La lettera dei figli di papà Monti

Lettera aperta a Mario Monti sul "Corriere" da parte di 19 giovani che dicono la loro sulla riforma del mercato del lavoro.
Al di là dei contenuti dai toni piuttosto pretestuosi anti-articolo 18, lascia perplessi il fatto che i giovani firmatari della lettera frequentino costosissime ed esclusive università private, e che, insomma, loro il dramma della precarietà non lo provano, né, probabilmente (fortuna loro), lo proveranno.
Ecco, il problema sta proprio lì: non si fa giustizia negando i diritti a tutti, ma semmai estendendoli: se c'è una cosa da contrastare in Italia, sono i privilegi all'eccesso di cui godono, spesso immeritatamente, in pochissimi.
E per l'ennesima volta si evita di parlare di riforme per la crescita in grado di creare occupazione: l'unica cosa in grado di combattere la precarietà.

Particena

Sabato 25 febbraio cena partigiana organizzata dalla sezione ANPI di Vedano Olona "Basso-Sankara": antipasto, risotto al radicchio e taleggio, polenta e asino, vino, acqua e dolce a 15 € a persona. L'appuntamento è presso il Circolo Vela, via Don Minzoni 4, alle ore 20.00. Dalle ore 14.00 sarà invece possibile aderire al tesseramento ANPI 2012.
Per prenotazione: fampaglia@libero.it oppure cell. 3405402750.

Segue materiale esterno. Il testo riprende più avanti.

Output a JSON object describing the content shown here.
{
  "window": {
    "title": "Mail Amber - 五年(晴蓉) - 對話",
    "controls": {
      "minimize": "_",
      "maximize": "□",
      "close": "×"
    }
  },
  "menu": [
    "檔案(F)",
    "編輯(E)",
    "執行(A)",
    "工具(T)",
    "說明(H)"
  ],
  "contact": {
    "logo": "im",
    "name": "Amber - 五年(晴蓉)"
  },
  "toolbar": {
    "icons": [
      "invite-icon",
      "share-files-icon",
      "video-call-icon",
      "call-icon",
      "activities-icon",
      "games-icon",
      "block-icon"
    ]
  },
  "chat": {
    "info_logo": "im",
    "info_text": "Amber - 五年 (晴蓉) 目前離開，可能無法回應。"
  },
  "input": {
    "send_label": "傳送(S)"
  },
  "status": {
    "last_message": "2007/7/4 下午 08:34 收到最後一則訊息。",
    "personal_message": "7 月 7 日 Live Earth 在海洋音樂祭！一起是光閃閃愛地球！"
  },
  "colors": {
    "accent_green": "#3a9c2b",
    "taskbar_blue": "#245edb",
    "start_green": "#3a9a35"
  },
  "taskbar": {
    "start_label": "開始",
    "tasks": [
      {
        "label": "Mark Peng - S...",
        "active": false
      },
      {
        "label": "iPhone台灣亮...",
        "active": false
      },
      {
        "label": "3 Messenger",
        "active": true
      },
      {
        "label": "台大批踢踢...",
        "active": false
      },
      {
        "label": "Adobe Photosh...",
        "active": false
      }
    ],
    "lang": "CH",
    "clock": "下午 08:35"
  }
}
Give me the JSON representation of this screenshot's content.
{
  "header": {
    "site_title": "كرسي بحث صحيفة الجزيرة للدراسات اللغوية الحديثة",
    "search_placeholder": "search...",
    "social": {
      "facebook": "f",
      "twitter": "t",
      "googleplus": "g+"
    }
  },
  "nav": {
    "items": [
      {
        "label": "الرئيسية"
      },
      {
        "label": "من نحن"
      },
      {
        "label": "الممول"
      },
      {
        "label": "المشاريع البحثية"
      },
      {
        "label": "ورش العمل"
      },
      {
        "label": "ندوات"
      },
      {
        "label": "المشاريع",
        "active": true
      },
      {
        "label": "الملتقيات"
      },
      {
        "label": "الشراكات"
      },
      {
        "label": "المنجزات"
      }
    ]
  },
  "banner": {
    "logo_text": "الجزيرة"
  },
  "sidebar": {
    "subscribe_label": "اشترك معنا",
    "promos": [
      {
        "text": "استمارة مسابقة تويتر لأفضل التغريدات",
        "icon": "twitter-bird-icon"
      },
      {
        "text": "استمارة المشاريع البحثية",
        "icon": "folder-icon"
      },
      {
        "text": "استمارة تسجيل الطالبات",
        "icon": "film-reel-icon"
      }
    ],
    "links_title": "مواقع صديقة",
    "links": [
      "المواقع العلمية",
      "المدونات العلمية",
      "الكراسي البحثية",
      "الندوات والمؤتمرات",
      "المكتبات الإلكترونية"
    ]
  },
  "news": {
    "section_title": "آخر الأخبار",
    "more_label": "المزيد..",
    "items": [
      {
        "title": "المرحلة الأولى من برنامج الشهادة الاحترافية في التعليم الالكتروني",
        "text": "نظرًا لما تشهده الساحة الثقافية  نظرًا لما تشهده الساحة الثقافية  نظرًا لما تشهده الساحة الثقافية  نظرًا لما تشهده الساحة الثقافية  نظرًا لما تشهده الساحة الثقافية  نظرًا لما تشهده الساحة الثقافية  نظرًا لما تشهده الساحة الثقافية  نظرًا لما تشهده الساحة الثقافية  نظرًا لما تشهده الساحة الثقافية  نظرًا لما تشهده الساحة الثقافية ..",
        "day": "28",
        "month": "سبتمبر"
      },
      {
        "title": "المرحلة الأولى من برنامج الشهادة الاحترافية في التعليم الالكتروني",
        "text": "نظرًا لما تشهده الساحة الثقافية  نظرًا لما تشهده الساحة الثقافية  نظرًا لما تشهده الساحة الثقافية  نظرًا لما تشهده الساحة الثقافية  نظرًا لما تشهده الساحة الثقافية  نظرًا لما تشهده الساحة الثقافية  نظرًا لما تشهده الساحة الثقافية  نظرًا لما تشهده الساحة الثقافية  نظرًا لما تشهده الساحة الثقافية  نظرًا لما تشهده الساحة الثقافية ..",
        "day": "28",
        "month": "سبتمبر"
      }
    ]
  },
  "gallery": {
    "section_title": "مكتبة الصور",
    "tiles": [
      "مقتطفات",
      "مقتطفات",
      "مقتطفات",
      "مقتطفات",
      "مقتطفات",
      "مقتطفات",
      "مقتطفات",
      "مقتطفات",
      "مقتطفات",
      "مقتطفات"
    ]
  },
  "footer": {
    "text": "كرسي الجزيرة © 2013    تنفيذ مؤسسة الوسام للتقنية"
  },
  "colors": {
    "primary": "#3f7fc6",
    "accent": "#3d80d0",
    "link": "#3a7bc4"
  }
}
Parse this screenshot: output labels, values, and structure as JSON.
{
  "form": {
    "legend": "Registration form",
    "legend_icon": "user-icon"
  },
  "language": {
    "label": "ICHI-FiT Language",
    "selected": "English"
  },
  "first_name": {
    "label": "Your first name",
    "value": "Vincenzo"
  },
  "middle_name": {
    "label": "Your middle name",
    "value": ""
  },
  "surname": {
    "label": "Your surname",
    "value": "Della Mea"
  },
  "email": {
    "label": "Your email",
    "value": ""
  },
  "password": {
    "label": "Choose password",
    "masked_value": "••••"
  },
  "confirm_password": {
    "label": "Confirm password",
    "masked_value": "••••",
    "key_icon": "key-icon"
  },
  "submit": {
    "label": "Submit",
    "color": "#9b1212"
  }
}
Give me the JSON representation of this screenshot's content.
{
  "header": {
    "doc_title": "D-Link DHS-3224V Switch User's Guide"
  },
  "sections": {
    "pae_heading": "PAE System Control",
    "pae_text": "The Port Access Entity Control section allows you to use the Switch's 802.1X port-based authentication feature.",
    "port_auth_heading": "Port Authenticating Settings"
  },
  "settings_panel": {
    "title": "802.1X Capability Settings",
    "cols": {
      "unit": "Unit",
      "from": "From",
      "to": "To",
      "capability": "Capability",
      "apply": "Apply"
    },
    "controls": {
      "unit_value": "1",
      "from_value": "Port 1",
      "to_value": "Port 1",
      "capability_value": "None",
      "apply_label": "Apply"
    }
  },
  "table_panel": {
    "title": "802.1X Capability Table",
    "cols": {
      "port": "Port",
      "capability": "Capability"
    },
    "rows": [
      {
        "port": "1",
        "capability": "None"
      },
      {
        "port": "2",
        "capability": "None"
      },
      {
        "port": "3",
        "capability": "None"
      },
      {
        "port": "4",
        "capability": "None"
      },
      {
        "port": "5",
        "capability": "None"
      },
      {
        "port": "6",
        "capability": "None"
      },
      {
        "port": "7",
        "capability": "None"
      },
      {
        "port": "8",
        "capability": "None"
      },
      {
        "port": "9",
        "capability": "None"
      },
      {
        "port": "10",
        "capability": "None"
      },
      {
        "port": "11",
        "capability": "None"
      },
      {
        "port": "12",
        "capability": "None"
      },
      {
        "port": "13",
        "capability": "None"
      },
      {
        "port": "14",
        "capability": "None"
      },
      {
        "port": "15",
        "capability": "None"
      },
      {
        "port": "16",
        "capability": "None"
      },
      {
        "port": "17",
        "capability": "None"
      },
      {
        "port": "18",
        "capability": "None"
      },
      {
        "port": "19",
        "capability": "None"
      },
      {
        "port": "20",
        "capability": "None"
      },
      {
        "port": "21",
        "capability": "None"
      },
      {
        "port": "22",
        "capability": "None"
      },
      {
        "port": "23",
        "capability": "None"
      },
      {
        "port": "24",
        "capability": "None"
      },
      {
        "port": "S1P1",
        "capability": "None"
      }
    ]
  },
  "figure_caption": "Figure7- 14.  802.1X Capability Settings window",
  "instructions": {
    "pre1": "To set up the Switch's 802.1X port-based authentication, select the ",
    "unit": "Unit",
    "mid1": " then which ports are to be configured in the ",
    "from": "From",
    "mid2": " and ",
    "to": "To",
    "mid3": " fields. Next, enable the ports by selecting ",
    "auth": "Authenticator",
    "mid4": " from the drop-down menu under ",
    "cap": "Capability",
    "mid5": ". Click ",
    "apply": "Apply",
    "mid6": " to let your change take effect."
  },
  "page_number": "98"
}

Rimborsi elettorali rimborsati

Ai cittadini: è la decisione presa dai comitati referendari per l'acqua pubblica. Avevano infatti promesso durante la campagna che in caso di vittoria avrebbero restituito i fondi delle sottoscrizioni.
E' la prima volta che accade in Italia, e ci auguriamo che diventi una prassi. Soprattutto alla luce di quanto emerso nelle scorse settimane.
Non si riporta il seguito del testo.